Por otro lado, debemos protegernos de un lanzamiento descuidado e indiscriminado de las cosas preciosas de Dios ante aquellos que no tienen corazón para ellas. Muy a menudo, lo mejor que se puede dar al pueblo profeso de Dios, es una palabra para la conciencia que los despertaría a su verdadera condición y les daría un sentido de necesidad. Aquí es donde la sabiduría y la grandeza de corazón son muy necesarias. Una mera negativa santurrona a ministrar las cosas de Dios a su pueblo saborea el consejo de los hombres de David, lo que lo disuadiría de dar el botín a sus hermanos; pero una vaga indiferencia a las verdaderas afirmaciones de Dios está igualmente alejada de este principio. Debemos recordar, sin embargo, que la gracia predomina y es necesaria para el mismo juicio propio que sentimos que es necesario. Dejemos que David nos instruya aquí.

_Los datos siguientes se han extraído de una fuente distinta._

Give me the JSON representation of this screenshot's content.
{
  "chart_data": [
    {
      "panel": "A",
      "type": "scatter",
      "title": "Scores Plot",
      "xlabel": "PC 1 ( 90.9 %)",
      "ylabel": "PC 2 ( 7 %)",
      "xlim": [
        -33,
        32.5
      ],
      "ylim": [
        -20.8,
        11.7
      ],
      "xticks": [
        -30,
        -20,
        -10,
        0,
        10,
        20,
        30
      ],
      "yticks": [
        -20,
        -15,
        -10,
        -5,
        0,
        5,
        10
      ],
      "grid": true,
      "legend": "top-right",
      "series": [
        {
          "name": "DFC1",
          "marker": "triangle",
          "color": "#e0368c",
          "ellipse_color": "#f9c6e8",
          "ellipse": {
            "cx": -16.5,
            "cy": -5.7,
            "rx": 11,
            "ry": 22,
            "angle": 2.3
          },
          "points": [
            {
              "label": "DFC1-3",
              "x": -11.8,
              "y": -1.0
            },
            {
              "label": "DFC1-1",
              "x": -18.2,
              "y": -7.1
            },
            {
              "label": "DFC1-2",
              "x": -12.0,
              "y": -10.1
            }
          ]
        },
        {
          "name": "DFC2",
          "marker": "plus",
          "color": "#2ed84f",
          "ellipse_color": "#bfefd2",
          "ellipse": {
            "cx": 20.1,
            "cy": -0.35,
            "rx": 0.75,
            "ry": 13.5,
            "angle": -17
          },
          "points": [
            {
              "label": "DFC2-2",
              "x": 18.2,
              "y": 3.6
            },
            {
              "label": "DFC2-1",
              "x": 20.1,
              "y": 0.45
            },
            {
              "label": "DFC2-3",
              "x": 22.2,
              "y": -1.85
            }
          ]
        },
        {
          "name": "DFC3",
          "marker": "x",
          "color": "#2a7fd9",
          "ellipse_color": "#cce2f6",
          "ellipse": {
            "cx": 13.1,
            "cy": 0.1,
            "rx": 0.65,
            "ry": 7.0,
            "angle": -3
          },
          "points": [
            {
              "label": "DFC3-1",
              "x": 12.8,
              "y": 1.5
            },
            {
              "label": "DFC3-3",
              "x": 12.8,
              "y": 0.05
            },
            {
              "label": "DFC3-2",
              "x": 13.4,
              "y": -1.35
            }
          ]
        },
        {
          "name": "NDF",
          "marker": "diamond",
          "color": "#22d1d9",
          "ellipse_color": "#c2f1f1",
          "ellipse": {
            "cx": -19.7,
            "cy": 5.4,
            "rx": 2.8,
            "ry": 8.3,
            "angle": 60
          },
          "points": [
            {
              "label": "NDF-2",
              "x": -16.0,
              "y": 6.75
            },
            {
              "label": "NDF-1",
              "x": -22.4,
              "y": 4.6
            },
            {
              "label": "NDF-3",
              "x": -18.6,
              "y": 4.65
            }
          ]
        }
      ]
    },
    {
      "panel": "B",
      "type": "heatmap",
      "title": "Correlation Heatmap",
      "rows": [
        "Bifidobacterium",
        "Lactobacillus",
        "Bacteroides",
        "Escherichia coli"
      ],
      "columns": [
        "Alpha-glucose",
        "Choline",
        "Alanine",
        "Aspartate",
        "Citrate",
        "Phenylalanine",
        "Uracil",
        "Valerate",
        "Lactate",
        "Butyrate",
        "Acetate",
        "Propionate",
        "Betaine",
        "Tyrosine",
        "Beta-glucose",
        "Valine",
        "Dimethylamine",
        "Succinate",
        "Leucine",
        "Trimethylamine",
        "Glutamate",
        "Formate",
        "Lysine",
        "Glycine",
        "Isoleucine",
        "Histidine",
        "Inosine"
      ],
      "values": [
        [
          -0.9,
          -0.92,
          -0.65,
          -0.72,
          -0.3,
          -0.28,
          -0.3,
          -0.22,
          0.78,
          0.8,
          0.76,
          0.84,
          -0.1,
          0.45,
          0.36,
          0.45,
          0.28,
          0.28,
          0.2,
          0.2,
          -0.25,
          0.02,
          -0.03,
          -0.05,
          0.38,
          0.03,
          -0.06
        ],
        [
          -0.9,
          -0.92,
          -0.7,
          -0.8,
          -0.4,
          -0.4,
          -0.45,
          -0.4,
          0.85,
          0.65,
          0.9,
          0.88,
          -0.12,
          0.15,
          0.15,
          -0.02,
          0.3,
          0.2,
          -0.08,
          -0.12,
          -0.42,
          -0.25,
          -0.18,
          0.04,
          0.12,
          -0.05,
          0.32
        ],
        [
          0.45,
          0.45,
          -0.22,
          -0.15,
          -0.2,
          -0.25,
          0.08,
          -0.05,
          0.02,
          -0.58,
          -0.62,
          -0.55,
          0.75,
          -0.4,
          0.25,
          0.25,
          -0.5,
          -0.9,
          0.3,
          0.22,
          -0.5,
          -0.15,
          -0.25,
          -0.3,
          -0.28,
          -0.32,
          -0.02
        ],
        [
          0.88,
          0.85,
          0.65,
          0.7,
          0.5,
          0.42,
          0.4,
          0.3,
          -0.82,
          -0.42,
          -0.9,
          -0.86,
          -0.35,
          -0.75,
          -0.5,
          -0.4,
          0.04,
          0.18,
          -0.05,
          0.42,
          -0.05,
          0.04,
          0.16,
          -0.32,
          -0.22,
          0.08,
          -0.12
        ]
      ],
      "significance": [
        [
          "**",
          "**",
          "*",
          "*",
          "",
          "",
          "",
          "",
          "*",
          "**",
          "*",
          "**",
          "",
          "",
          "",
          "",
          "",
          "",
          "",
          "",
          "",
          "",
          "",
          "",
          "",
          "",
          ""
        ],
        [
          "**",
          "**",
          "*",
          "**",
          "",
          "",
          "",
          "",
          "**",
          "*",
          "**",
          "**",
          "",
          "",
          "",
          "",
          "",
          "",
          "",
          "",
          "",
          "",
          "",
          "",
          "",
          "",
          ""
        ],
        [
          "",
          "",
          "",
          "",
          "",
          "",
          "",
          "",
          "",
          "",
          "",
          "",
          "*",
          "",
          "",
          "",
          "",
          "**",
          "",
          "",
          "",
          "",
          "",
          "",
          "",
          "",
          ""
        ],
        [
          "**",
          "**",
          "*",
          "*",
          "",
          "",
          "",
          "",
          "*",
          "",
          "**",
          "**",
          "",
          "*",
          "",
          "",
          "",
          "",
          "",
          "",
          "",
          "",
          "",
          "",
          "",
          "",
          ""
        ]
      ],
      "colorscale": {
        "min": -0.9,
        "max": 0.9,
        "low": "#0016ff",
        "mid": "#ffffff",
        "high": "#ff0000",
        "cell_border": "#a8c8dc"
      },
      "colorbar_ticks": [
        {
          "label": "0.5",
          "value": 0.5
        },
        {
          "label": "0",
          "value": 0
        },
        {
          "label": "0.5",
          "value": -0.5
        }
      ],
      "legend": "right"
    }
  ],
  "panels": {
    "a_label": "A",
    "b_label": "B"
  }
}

Habiendo restaurado a sus compañeros todo lo que habían perdido, David también envía el botín que había reunido a sus hermanos en la tierra de Israel. El gran número de ciudades así recordadas muestra cuán grande había sido su victoria. Él envía esto a aquellos que habían sido testigos de su propia pobreza, y que, al menos por su negativa a unirse contra él, habían demostrado que estaban a su favor. Incluso ahora, se nos permite tener un anticipo de tales triunfos de nuestro Señor, si de alguna manera hemos compartido Su oprobio, para disfrutar también de los resultados de Su victoria; Pero el día de esa división completa del botín aún no ha llegado. ¡Qué tiempo será cuando la menor lealtad a Él, aunque no haya sido más que un vaso de agua fría dado a uno de Sus discípulos, recibirá un reconocimiento más allá de la mayor expectativa!